The benchmark price of iron ore on Monday soared 4%, erasing steep losses earlier in March that saw the steelmaking raw material take a dramatic fall to near 18-month lows.
According to data from the The Steel Index, the import price of 62% iron ore fines at China’s Tianjin port added $4.50 to $116.80 per tonne, a three-week high.
It was the best one day performance for iron ore since early August and a welcome turnaround in sentiment compared to the 8% drop in a single day to $104.70 on March 10.
Iron ore remains down just under 13% since the start of the year as China’s steel sector – which consumes more than two-thirds of the seaborne iron ore trade and forges almost as much steel as the rest of the world combined – adjust to slower growth in the world’s second largest economy.
The globe’s most active steel future – Shanghai rebar – also jumped on Monday to around $540 as it recovers from record lows set earlier in the month.

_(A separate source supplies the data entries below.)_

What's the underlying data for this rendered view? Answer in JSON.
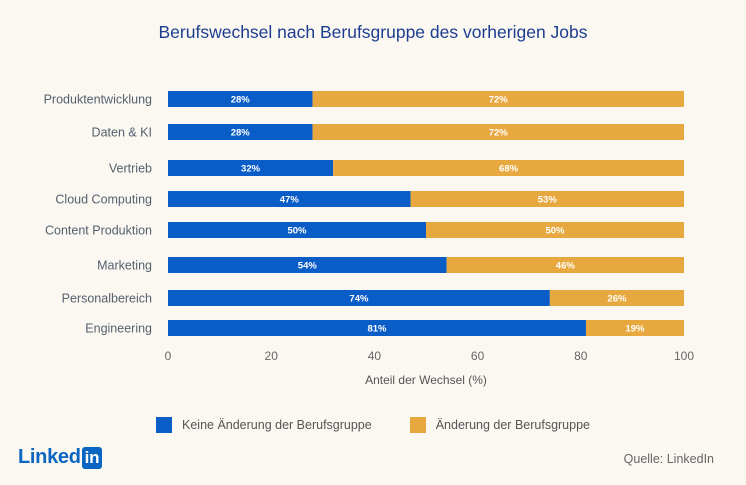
{
  "title": "Berufswechsel nach Berufsgruppe des vorherigen Jobs",
  "chart_data": {
    "type": "bar",
    "orientation": "horizontal",
    "stacked": true,
    "categories": [
      "Produktentwicklung",
      "Daten & KI",
      "Vertrieb",
      "Cloud Computing",
      "Content Produktion",
      "Marketing",
      "Personalbereich",
      "Engineering"
    ],
    "series": [
      {
        "name": "Keine Änderung der Berufsgruppe",
        "values": [
          28,
          28,
          32,
          47,
          50,
          54,
          74,
          81
        ],
        "labels": [
          "28%",
          "28%",
          "32%",
          "47%",
          "50%",
          "54%",
          "74%",
          "81%"
        ],
        "color": "#0a5cc7"
      },
      {
        "name": "Änderung der Berufsgruppe",
        "values": [
          72,
          72,
          68,
          53,
          50,
          46,
          26,
          19
        ],
        "labels": [
          "72%",
          "72%",
          "68%",
          "53%",
          "50%",
          "46%",
          "26%",
          "19%"
        ],
        "color": "#e8a840"
      }
    ],
    "xlabel": "Anteil der Wechsel (%)",
    "xlim": [
      0,
      100
    ],
    "xticks": [
      0,
      20,
      40,
      60,
      80,
      100
    ],
    "xtick_labels": [
      "0",
      "20",
      "40",
      "60",
      "80",
      "100"
    ],
    "legend_position": "bottom",
    "grid": false
  },
  "logo": {
    "text": "Linked",
    "box": "in"
  },
  "source": "Quelle: LinkedIn"
}
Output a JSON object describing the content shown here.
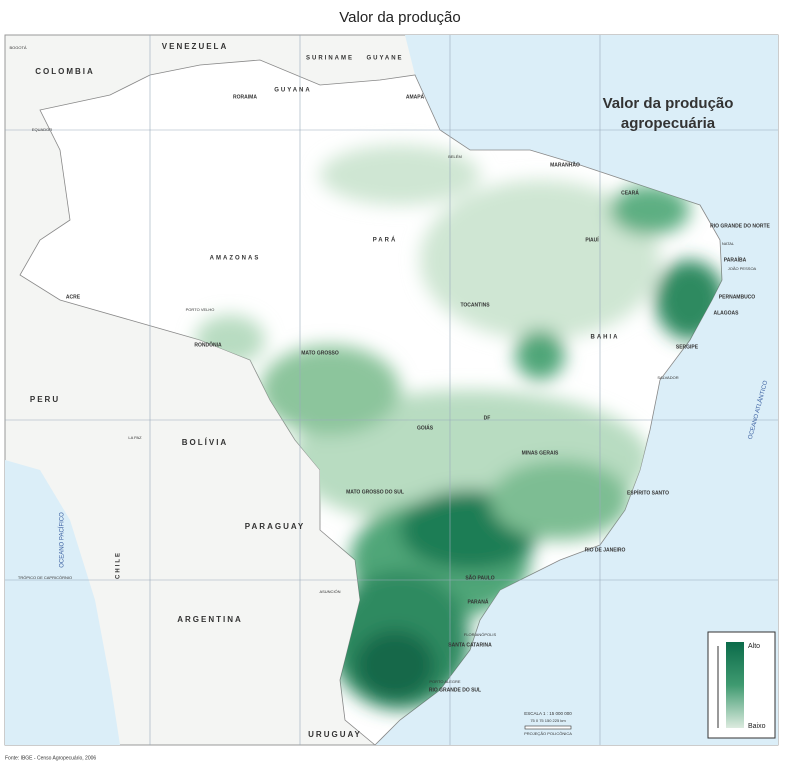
{
  "header": {
    "title": "Valor da produção"
  },
  "map": {
    "title_lines": [
      "Valor da produção",
      "agropecuária"
    ],
    "labels": [
      "COLOMBIA",
      "VENEZUELA",
      "SURINAME",
      "GUYANE",
      "GUYANA",
      "RORAIMA",
      "AMAPÁ",
      "AMAZONAS",
      "PARÁ",
      "MARANHÃO",
      "CEARÁ",
      "RIO GRANDE DO NORTE",
      "PIAUÍ",
      "PARAÍBA",
      "PERNAMBUCO",
      "ALAGOAS",
      "SERGIPE",
      "BAHIA",
      "TOCANTINS",
      "ACRE",
      "RONDÔNIA",
      "MATO GROSSO",
      "GOIÁS",
      "DF",
      "MINAS GERAIS",
      "ESPÍRITO SANTO",
      "MATO GROSSO DO SUL",
      "RIO DE JANEIRO",
      "SÃO PAULO",
      "PARANÁ",
      "SANTA CATARINA",
      "RIO GRANDE DO SUL",
      "PERU",
      "BOLÍVIA",
      "PARAGUAY",
      "ARGENTINA",
      "CHILE",
      "URUGUAY",
      "OCEANO ATLÂNTICO",
      "OCEANO PACÍFICO",
      "EQUADOR",
      "TRÓPICO DE CAPRICÓRNIO",
      "BELÉM",
      "SALVADOR",
      "PORTO VELHO",
      "ASUNCIÓN",
      "LA PAZ",
      "BOGOTÁ",
      "NATAL",
      "JOÃO PESSOA",
      "FLORIANÓPOLIS",
      "PORTO ALEGRE"
    ],
    "legend": {
      "high": "Alto",
      "low": "Baixo"
    },
    "scale": "ESCALA 1 : 15 000 000",
    "scale_ticks": "75  0  75  150  225 km",
    "projection": "PROJEÇÃO POLICÔNICA",
    "source": "Fonte: IBGE - Censo Agropecuário, 2006"
  }
}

While China’s steel output continues to moderate, easing back to 2.096 million tonnes a day according to the latest data from the China Iron and Steel Association, production is up from the 2.07 million tonnes daily average for last year.
Expectations have been for a sharper slowdown in steel production as Chinese authorities clamp down on pollution in the industry by forcing closure of small steel mills and sintering plants.
A new report by research house Wood Mackenzie suggest enforcement of new emissions standards will have a “negligible impact on total Chinese crude steel production and limited impact on iron ore demand”:
“Most of the announced closures to date have been for capacity already idled or curtailed for other reasons, with the lost production picked up by the larger steel plants. It is unlikely that we will see forced closures amongst the larger plants as this move will not reduce emissions significantly.”
So far this year Chinese imports have already jumped 21% compared to January-February 2013 and Wood Mackenzie forecasts China iron ore imports to reach new record high in 2014 rising 12% to 921 million tonnes compared to last year.
UBS also has a sanguine note out on Monday about Chinese demand forecasting continued growth in imports.
The investment bank predicts a short-term rise in the price of iron ore to more than $130 a tonne adding that the confusion surrounding Chinese credit and economic growth was behind the volatility in the price this year:
“We see short-term target price recovery unfolding back to >US$130/t cfr Nth China. Why? This level was regarded as ‘acceptable’, in 2013Q4’s more balanced trade.”